Dès lors, l'histoire passe des bikinis aux gangs de Blacks, du spring break à la délinquance organisée, des orgies étudiantes aux bas-fonds nocturnes. Les quatre filles ne savent plus si elles doivent remercier celui qui les a fait sortir de prison ou le fuir...
Harmony Korine s'était fait connaître comme co-scénariste de KIDS, de Larry Clark, en 1995, qui abordait la question de la jeunesse, du sexe et de la drogue de manière différente d'Hollywood. Dans SPRING BREAKERS, il creuse le même sillon, en décrivant cette belle jeunesse de façon très réaliste, presque comme un documentaire.
Mais la complaisance n'est pas loin. A la 18e séquence d'orgie et de consommation de drogue de ces jeunes ados en vacances, au 33e plan de binge drinking d'étudiants, au 87e zoom sur une paire de seins topless, on pense qu'on a compris le propos du réalisateur: la jeunesse américaine n'est pas celle décrite par Hollywood, le rêve américain a son revers qu'on n'ose pas décrire, la drogue et le sexe sont monnaie courante, les gangs qui sèment la violence agissent sans impunité, etc.
Pour raconter tout cela, Harmony Korine n'a pas pris des comédiens amateurs, comme il le fait habituellement, mais quatre actrices à l'image sage qui ont pris un malin plaisir à s'encanailler: Vanessa Hudgens et Selena Gomez, jusqu'alors vedettes des productions Disney et stars des ados boutonneux, Ashley Benson, elle aussi habituée aux séries télé sages, et Rachel Korine, la femme du réalisateur, du même âge que ses copines.

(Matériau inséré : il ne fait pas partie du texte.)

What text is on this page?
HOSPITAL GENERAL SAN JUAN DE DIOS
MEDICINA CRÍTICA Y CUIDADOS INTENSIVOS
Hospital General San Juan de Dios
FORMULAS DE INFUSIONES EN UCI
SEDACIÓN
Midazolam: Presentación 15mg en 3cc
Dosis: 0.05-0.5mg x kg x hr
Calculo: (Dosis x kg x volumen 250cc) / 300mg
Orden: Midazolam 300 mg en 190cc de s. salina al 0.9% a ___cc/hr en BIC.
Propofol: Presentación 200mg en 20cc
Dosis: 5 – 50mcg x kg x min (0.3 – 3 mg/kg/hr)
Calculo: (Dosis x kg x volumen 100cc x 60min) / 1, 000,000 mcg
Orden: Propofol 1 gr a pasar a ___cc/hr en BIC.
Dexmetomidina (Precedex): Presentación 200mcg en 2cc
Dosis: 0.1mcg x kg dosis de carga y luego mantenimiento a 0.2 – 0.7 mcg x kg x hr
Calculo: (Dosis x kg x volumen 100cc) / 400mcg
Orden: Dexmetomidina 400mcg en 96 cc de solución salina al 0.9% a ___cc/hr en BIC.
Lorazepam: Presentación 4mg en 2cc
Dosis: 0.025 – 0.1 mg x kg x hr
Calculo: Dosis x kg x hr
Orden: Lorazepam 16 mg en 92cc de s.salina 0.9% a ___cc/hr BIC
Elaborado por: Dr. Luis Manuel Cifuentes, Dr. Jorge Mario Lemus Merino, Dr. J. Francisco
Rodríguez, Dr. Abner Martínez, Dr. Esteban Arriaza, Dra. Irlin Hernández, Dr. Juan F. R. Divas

Tout cela sent le je-fais-un-film-trash-pour-briser-mon-image-trop-lisse, et Harmony Korine reconnaît lui-même s'être bien amusé avec les quatre starlettes sexy: ''Je trouve ça très excitant! Tout le monde les connaît sous un certain angle, elles ont un peu cette image Disney, et je trouve très amusant de les pousser vers une autre réalité, vers quelque chose de plus sinistre, de plus fou. J'aime les voir déployer leurs ailes!''.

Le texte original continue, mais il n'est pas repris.